Luckily, in the world of the convenience-crazed, vocal, 24/7 consumer, smaller, nimbler organisations have a natural advantage when it comes to understanding how to promote their brand to their customers.
Great customer experience can help attract and retain customers, increase brand loyalty and, ultimately, drive sales.
Marketing for SMEs can be less focused on traditional advertising or PR, and concentrate on what you do day-in day-out. For SMEs, how you interact with customers and suppliers will define your brand – much more so than a large corporation with the power to skew actual experiences with marketing firepower.
With so much riding on customer experience, how can smaller businesses ensure that the way they manage and engage with customers supports their marketing and drives their brand forward? Here are a few ideas:
1) Harness the power of social media
Peer reviews, customer forums and social media are now some of the best ways of temperature checking sentiment towards a brand; and the impact they can have on wider audiences is huge. 92% of consumers say they trust ‘earned media’, such as social media, word of mouth or a recommendation from friends and family, above all other forms of marketing.
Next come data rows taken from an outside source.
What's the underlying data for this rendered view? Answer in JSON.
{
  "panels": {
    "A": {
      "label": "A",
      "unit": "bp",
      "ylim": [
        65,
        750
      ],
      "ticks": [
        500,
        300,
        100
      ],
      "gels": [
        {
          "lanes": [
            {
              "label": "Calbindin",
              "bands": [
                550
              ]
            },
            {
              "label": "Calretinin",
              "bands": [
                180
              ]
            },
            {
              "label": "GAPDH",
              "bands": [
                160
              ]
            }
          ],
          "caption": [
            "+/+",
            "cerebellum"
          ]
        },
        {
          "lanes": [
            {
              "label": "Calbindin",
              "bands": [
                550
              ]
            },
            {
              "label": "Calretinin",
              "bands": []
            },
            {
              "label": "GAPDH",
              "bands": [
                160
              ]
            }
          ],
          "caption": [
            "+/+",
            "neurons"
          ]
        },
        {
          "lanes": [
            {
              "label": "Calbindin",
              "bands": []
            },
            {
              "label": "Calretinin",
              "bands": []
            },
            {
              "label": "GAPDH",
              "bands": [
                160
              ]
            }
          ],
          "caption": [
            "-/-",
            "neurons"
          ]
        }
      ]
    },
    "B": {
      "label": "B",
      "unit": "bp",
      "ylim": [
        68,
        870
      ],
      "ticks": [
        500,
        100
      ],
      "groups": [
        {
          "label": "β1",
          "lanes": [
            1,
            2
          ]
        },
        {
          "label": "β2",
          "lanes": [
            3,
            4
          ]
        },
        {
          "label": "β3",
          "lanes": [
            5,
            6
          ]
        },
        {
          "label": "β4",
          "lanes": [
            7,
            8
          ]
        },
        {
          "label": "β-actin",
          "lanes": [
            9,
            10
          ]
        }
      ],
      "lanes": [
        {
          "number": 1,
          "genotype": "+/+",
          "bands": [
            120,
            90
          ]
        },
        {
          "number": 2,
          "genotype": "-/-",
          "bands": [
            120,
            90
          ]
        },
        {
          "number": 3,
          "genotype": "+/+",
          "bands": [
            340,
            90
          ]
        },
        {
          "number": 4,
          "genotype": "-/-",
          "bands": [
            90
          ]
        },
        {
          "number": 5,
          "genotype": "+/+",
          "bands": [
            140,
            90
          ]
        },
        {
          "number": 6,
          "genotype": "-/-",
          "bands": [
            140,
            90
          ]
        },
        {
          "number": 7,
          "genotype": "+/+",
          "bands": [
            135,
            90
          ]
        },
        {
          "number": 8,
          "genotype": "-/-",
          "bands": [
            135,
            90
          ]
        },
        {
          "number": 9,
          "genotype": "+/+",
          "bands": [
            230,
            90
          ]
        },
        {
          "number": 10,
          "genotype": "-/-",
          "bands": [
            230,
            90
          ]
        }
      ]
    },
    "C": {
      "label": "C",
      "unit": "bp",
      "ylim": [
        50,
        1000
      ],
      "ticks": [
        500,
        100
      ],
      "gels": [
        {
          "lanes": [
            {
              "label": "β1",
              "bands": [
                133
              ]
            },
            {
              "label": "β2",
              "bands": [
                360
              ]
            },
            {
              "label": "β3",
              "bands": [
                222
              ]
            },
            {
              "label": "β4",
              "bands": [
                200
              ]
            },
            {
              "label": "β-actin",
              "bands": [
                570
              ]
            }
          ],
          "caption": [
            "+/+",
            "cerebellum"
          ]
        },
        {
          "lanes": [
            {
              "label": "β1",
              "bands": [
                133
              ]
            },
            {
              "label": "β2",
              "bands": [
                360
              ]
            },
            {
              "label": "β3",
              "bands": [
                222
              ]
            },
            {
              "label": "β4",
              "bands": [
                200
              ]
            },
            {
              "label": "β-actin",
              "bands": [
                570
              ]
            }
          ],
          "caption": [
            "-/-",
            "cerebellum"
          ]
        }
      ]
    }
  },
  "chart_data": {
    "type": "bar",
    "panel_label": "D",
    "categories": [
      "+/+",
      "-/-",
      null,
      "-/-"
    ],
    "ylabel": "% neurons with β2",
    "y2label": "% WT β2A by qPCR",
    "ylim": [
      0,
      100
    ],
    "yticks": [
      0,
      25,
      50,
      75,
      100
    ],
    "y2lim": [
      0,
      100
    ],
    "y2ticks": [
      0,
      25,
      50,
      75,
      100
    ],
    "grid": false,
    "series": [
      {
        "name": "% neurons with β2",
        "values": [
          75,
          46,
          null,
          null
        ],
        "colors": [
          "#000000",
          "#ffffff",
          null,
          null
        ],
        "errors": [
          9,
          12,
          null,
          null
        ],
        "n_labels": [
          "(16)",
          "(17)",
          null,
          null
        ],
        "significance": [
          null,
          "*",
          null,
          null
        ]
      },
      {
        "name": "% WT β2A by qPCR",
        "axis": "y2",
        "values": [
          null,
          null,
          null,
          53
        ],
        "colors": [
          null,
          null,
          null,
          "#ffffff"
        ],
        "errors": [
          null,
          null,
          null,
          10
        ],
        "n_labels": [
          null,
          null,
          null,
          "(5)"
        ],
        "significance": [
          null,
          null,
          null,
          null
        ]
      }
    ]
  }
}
Delivering great customer experience through social media is a chance for small businesses to build big brand love. Managed well, social channels enable happy customers to shine as a brand’s biggest champions, while sentiment tracking also allows optimisation of customer engagement in real time. It is important to remember that often it’s not just the customer’s comment that potential customers will read, but also your response – so make sure this reflects how you want to be perceived.
2) But keep tried and tested channels open
Despite the rise of digital and self-serve customer management, 65% of non-face-to-face consumer contact still happens over the phone, and 15% over email.
While innovation in customer contact is a great differentiator for growing brands, they cannot forget tried and tested channels to deliver great customer experience. Introducing an FAQs page on your website to deflect all contact or trying to get rid of voice simply won’t work.
Consumers today want convenience, and this means offering them the right mix of channels to engage in the way that best suits their needs.
3) Create empathy with your customers
Every interaction that a consumer has with a brand impacts their perception of it and the chances of them engaging again in the future. This is true whether it’s advertising, PR or in-store interactions, and it is certainly true for customer experience.
Customer service marketing
Despite advances in technology, customers still want to speak to a real person.
Behavioural science has taught us that we generally remember an experience based on how good or bad it was at its worst or best and how it ends. This means that as long as it isn’t too painful, a customer will remember an experience positively as long as the outcome is good and you keep them well informed along the way.
Facing fierce competition, businesses invest significant time, money and resource building brands that customers love. It is important that they don’t throw this away when dealing with customers directly.
Those on the frontline, speaking with customers on the phone or via webchat and social media, should avoid focusing on time spent ‘handling’ a customer and instead focus on finding a solution or answer to a query – no matter how long it takes.
They also need to be able to react quickly – leaving a customer in ‘resolution limbo’ for too long can lead to them airing their complaint more widely. To achieve this, businesses need to make sure they are empowering helpful advisors with proven processes for managing contact to find solutions and ultimately promote their brand.
From experience to advocacy
Gartner recently predicted that 2016 will be the year that customer experience becomes the new battleground for brands. If this is the case, then small businesses are perfectly poised to punch well above their weight in the fight for supremacy. Putting customer experience at the heart of marketing can be a low cost and highly effective strategy for smaller businesses to build brand reputation, grow customer base and drive loyalty.